WASHINGTON — President Barack Obama will recognize the accomplishments of actors, activists and athletes today when he awards the Presidential Medal of Freedom to 16 people.

Film star Sidney Poitier, civil rights icon the Rev. Joseph Lowery and tennis legend Billie Jean King are among those set to receive the medal, the nation's highest civilian honor.

Other recipients include Sen. Edward Kennedy, D-Mass., who has been battling brain cancer, former Supreme Court Justice Sandra Day O'Connor and retired Anglican Archbishop Desmond Tutu of South Africa.

Obama, awarding his first presidential medals, also will make posthumous awards to former Republican Rep. Jack Kemp of New York, the quarterback-turned-politician who died in May, and gay rights activist Harvey Milk, who was assassinated in 1978.

The other recipients are:

• Nancy Brinker, founder of Susan G. Komen for the Cure, a leading breast cancer grass-roots organization

• Dr. Pedro Jose Greer Jr., assistant dean of academic affairs at Florida International University School of Medicine

• Stephen Hawking, the Cambridge University physicist and mathematician known for his work on black holes and his best-selling 1988 book "A Brief History of Time"

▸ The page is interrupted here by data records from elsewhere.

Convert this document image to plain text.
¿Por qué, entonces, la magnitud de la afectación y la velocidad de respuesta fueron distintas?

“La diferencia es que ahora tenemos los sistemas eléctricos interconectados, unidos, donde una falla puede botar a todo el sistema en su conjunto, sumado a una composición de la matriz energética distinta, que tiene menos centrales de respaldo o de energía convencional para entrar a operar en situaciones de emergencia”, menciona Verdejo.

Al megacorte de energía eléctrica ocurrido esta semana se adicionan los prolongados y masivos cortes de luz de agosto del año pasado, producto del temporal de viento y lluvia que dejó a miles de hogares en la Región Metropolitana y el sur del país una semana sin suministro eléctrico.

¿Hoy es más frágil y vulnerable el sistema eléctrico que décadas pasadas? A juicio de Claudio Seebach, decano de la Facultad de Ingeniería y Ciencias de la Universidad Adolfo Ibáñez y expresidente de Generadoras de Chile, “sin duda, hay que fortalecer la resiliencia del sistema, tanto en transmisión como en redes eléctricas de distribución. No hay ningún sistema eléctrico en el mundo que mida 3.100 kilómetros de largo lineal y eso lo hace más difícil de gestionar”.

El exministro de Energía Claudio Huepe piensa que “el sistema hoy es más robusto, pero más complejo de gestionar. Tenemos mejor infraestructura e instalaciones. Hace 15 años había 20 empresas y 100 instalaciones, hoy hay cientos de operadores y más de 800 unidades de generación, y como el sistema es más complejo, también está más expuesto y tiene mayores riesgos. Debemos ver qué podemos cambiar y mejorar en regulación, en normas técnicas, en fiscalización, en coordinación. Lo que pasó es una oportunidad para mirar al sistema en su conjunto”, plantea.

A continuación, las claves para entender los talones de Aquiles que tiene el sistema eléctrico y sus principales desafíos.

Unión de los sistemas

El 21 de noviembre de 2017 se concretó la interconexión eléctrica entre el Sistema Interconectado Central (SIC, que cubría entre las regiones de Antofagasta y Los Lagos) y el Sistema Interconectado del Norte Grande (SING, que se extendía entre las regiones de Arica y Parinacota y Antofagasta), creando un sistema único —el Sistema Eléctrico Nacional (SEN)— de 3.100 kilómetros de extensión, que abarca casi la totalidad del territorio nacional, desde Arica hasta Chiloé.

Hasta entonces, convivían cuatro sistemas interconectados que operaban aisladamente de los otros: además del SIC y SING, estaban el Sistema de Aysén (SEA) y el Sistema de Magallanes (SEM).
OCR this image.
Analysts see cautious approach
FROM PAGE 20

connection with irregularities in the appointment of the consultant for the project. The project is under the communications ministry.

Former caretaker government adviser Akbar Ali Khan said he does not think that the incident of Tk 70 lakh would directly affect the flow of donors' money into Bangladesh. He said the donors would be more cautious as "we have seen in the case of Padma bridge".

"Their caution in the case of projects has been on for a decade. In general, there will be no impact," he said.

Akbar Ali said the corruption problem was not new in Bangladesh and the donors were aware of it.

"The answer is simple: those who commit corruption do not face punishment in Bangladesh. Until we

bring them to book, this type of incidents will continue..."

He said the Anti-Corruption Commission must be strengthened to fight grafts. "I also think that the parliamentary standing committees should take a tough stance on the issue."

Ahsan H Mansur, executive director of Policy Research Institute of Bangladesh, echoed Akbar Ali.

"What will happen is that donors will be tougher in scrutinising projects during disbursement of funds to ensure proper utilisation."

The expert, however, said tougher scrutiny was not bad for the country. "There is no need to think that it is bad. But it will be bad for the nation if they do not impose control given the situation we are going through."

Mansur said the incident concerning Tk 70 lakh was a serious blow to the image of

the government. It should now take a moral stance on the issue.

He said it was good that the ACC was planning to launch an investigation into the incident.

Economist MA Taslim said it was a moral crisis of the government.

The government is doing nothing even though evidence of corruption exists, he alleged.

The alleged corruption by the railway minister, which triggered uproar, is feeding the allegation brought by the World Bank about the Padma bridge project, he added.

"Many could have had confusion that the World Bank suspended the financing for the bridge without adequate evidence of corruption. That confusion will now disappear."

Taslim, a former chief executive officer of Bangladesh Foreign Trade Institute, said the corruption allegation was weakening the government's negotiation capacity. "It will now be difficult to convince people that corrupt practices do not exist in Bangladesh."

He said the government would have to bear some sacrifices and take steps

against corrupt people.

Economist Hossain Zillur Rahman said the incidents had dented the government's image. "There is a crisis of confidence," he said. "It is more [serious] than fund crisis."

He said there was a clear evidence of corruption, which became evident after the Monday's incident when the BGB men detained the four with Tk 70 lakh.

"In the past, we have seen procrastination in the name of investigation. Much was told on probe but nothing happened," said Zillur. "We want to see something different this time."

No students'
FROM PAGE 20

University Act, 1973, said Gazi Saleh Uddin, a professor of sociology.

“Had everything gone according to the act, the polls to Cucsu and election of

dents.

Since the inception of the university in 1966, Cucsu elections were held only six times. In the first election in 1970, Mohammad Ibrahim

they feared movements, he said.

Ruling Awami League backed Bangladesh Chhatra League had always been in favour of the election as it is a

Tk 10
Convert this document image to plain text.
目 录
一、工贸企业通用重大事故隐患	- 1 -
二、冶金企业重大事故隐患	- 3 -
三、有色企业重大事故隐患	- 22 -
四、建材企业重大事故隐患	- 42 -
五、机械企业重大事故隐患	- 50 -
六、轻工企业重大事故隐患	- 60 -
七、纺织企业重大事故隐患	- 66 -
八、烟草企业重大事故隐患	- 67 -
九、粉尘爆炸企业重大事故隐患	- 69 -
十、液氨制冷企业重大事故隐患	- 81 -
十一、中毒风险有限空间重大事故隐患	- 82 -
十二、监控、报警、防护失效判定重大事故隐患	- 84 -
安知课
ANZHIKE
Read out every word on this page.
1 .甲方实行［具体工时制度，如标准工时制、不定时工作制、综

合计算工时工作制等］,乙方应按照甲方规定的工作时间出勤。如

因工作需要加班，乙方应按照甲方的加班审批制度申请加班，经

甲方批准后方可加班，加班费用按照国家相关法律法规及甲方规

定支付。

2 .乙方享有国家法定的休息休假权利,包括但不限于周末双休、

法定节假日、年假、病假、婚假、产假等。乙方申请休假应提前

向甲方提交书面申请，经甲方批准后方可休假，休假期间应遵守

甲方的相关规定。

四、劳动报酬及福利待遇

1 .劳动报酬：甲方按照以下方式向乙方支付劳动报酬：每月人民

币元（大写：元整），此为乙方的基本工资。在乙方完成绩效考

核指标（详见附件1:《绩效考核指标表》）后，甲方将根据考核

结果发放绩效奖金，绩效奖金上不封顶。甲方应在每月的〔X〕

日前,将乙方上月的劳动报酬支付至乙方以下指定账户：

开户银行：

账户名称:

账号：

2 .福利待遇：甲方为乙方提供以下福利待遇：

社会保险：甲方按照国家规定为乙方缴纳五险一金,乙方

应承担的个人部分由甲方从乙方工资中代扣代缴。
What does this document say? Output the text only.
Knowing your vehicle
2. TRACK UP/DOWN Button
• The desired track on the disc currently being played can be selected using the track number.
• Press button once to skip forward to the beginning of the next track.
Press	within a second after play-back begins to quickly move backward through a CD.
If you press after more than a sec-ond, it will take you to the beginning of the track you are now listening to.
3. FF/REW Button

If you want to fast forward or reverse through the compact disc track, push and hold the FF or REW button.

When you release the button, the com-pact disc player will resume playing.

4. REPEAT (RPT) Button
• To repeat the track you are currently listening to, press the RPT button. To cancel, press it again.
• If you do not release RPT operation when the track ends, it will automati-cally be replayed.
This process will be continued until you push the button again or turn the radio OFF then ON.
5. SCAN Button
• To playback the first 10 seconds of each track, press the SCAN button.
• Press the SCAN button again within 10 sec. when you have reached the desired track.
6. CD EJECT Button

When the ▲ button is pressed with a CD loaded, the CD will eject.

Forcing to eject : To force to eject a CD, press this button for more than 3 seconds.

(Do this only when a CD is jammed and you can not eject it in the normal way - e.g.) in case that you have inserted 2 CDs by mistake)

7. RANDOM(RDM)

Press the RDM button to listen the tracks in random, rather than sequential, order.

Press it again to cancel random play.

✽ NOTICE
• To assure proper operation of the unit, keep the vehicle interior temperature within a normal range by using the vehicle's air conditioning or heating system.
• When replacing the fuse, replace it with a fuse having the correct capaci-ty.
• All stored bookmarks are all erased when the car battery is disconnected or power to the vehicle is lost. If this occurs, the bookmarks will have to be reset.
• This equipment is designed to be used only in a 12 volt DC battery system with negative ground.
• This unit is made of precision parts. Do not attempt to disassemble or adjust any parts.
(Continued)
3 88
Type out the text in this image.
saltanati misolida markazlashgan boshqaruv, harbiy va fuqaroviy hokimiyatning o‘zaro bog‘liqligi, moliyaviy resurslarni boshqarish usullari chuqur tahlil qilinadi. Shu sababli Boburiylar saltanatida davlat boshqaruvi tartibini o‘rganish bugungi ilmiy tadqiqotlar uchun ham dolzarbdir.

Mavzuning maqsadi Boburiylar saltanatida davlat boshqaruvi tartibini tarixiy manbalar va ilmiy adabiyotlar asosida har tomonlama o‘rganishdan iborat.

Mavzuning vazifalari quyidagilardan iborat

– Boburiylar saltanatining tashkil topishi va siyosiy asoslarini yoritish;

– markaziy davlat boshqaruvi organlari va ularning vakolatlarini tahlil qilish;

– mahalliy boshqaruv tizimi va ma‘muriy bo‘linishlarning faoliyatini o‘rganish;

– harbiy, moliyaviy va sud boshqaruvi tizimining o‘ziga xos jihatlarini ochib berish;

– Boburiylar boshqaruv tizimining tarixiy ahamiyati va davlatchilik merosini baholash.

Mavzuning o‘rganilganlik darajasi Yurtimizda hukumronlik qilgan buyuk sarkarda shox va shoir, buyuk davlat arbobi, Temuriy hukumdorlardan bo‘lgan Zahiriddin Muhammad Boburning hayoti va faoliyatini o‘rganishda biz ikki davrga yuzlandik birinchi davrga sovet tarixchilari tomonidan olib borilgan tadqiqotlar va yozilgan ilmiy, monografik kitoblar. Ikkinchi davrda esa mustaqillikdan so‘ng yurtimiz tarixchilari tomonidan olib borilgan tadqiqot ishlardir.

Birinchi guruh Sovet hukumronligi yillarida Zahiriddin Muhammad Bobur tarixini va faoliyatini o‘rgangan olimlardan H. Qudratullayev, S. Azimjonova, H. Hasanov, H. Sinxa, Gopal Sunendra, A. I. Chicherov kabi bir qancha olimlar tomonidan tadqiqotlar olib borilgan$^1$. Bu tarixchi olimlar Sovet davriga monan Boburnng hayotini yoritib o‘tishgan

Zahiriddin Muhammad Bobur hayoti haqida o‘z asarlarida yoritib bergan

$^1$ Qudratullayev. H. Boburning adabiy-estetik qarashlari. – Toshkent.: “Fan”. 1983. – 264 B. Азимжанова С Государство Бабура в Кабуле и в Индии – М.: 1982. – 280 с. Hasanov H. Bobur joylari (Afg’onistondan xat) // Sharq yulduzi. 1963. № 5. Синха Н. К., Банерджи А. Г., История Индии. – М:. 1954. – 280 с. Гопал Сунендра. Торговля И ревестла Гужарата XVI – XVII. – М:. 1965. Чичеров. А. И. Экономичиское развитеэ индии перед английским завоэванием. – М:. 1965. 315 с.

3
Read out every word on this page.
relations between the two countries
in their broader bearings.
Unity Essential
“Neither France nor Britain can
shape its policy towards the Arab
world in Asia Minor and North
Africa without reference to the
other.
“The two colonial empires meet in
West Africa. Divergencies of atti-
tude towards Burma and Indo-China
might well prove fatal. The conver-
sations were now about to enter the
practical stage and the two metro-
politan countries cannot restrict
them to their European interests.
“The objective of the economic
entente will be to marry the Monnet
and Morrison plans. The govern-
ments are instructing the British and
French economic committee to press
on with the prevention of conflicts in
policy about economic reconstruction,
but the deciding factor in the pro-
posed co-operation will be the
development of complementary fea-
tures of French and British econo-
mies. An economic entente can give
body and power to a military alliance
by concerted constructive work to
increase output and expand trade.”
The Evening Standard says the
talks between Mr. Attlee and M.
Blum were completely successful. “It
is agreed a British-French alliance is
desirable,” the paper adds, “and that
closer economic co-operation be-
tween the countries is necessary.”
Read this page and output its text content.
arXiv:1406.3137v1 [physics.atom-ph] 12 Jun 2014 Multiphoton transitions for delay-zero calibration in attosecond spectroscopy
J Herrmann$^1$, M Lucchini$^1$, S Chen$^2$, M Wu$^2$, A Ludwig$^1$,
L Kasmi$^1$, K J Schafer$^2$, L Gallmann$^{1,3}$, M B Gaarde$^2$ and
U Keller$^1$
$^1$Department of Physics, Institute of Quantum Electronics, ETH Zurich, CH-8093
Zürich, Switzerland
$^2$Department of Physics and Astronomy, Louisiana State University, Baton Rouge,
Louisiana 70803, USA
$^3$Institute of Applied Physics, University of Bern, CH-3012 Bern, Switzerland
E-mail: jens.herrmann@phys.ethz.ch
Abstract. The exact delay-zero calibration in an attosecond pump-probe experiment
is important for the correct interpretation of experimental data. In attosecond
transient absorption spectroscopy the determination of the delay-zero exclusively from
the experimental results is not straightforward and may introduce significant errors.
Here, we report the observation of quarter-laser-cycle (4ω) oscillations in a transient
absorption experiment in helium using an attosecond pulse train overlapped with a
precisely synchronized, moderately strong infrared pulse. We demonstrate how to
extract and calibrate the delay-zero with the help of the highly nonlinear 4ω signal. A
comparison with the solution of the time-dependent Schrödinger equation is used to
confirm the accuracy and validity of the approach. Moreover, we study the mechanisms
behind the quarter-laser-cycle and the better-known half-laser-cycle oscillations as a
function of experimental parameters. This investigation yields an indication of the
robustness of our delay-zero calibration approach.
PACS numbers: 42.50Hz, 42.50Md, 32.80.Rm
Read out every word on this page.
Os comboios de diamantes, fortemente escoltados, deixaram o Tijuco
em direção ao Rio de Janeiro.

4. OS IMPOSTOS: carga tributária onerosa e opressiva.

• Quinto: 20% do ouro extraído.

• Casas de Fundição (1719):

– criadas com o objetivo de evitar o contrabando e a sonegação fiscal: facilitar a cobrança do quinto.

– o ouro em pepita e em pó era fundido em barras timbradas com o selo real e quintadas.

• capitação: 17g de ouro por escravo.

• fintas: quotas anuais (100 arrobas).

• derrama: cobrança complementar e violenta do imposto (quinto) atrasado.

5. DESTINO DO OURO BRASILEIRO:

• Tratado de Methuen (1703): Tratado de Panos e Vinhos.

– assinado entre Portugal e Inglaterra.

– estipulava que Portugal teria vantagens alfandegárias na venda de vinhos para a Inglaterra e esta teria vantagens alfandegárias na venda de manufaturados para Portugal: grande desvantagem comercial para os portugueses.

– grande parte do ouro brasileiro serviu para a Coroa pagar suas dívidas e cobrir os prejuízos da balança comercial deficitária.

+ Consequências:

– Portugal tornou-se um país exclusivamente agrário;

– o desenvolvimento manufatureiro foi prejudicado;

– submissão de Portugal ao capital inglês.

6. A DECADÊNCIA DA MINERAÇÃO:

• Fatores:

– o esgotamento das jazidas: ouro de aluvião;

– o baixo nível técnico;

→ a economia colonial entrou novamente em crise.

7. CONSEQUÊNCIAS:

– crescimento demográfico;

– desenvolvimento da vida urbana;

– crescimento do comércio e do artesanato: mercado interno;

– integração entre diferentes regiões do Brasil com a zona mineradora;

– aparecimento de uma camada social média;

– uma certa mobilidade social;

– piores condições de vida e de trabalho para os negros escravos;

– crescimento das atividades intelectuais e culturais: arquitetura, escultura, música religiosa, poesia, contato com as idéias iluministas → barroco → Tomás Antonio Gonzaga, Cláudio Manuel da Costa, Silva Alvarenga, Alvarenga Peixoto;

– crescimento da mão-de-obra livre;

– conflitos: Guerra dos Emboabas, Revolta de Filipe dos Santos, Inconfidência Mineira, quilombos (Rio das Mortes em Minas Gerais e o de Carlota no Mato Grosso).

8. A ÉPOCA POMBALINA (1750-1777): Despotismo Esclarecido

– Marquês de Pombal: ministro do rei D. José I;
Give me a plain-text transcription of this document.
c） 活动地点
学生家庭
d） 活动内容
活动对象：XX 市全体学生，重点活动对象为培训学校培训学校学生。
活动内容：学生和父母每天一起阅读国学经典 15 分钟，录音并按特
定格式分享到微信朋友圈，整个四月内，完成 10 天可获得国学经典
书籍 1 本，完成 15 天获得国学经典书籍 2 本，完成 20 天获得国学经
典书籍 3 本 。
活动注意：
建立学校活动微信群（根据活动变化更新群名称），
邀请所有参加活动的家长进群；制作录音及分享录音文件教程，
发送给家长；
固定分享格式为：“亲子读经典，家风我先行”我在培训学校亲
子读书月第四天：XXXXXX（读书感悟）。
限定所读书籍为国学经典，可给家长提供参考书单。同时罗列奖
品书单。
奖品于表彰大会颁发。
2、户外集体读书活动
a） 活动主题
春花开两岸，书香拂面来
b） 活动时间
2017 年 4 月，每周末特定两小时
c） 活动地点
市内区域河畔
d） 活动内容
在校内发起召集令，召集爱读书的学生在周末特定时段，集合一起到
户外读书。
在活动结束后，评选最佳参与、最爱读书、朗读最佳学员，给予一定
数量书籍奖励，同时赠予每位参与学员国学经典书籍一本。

• Joe Medicine Crow, the last living Plains Indian war chief, who fought in World War II

• Chita Rivera, actor, singer, dancer and winner of two Tony Awards

• Mary Robinson, Ireland's first female president and one-time U.N. high commissioner for human rights.

• Dr. Janet Davison Rowley, professor of medicine at the University of Chicago.

• Muhammad Yunus, the 2006 Nobel Peace Prize laureate for his global, pioneering work extending "micro loans" to poor people.